This example simulates AI model confidence versus lesion size, split by reader group.
import matplotlib.pyplot as plt
import numpy as np
import pandas as pd
# Simulated: AI model confidence vs lesion size, two reader groups
rng = np.random.default_rng(0)
size_mm = rng.uniform(2, 30, 80)
confidence = 1 / (1 + np.exp(-(size_mm - 10) / 3)) + rng.normal(0, 0.05, 80)
group = rng.choice(["Resident", "Attending"], size=80)

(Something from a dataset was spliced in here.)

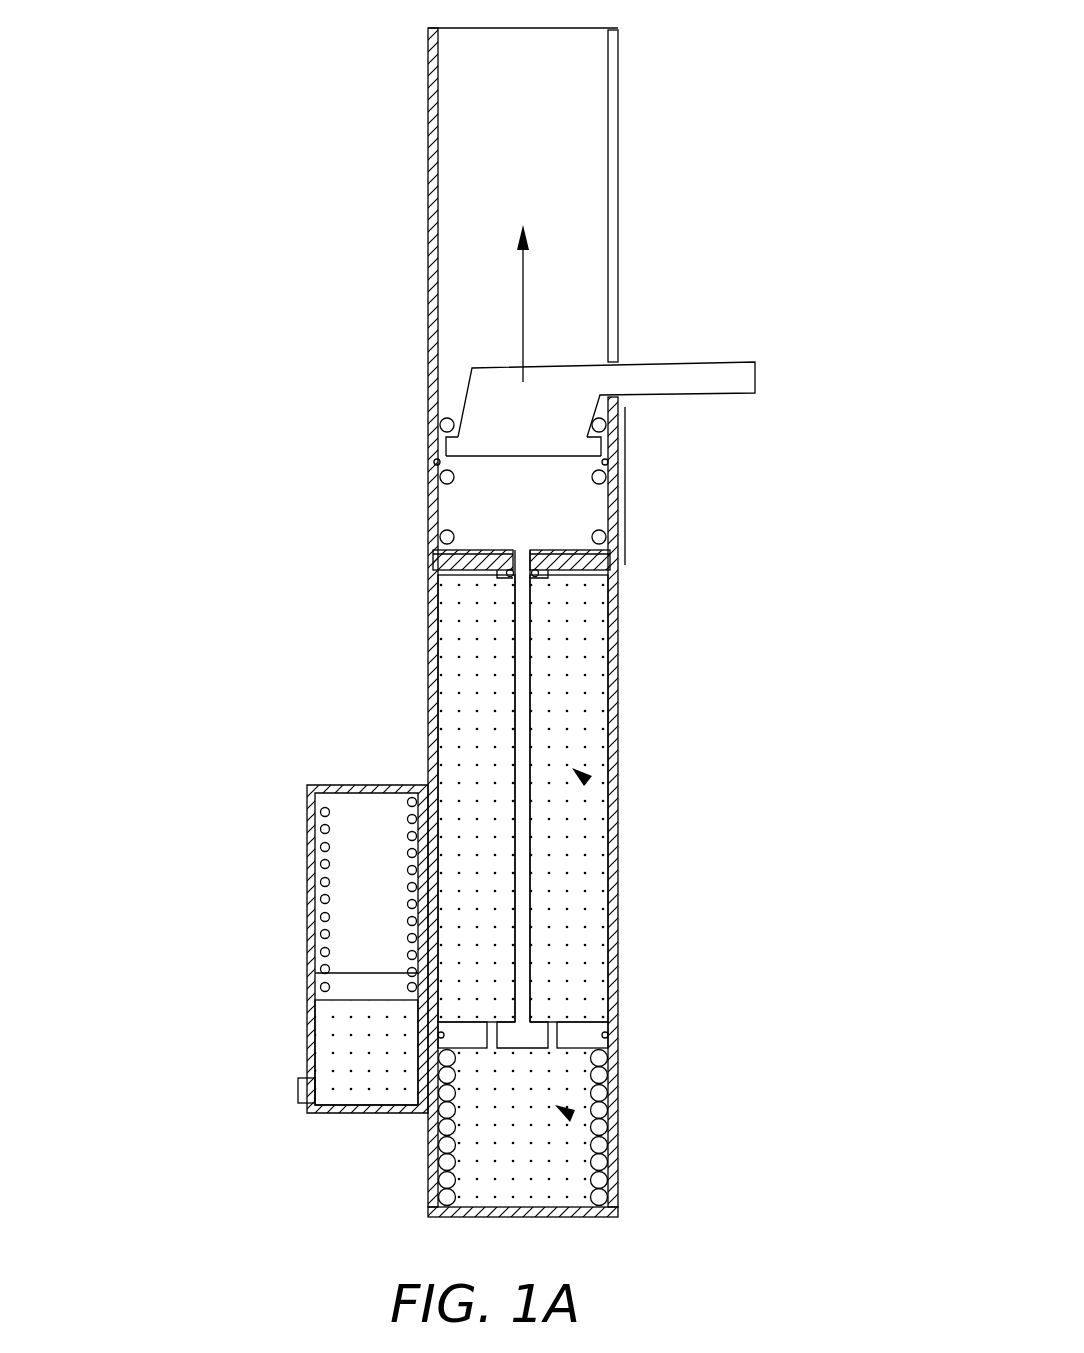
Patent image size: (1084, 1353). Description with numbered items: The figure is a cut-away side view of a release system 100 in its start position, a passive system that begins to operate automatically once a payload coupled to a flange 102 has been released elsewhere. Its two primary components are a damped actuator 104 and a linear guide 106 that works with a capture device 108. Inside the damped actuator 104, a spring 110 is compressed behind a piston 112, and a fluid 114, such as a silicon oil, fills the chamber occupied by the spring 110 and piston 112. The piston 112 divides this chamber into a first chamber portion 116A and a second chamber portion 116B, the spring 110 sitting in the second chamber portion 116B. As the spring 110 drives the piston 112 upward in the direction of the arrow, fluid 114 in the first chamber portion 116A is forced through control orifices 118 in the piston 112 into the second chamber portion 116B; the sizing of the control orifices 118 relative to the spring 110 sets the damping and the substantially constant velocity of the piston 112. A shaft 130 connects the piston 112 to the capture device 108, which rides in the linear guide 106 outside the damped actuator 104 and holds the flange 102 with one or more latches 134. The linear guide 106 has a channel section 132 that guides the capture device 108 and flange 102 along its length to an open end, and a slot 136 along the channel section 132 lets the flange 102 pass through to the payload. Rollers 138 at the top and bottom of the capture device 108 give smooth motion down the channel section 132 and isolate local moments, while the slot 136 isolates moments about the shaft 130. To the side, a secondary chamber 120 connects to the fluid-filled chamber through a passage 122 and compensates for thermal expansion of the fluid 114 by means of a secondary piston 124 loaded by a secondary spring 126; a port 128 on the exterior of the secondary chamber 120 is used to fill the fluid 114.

The release system 100 is at (690, 40).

df = pd.DataFrame({"size_mm": size_mm, "confidence": confidence, "group": group})
# Step 2: create fig + ax
fig, ax = plt.subplots(figsize=(7, 4.5))
# Step 3: draw one scatter layer per group
for name, sub in df.groupby("group"):
ax.scatter(
sub["size_mm"],
sub["confidence"],
label=name,
alpha=0.7,
)
# Step 4: customize
ax.set_xlabel("Lesion size (mm)")
ax.set_ylabel("AI confidence")
ax.set_title("AI confidence vs lesion size, by reader group")
ax.legend(title="Reader")
# Step 5: show
plt.show()
The for name, sub in df.groupby("group") loop is the matplotlib equivalent of a color aesthetic such as aes(color = group) in ggplot2.
Matplotlib does not automatically map a categorical column to colors in the same way ggplot2 does. Drawing one layer per group is more verbose, but it provides full control. Seaborn handles this mapping automatically, which is one reason it is useful.
These exercises are meant to lock in the five-step workflow.
Plot y = x² for x from -5 to 5 using 100 points. Add a title, x-label, and y-label. Use np.linspace.
On the same ax, plot both y = sin(x) and y = cos(x) for x from 0 to 2π. Give each line a label= and call ax.legend().
Make a scatter plot of 100 random points where x ~ Normal(0, 1) and y = 2x + noise. Style the markers as red triangles with 50% transparency using alpha=0.5.
Start with this small DataFrame:
df = pd.DataFrame({
"modality": ["CT", "MRI", "US", "XR"],
"studies": [1240, 890, 2100, 3400],
})Make a bar chart of studies per modality.
Hint:
ax.bar(df["modality"], df["studies"])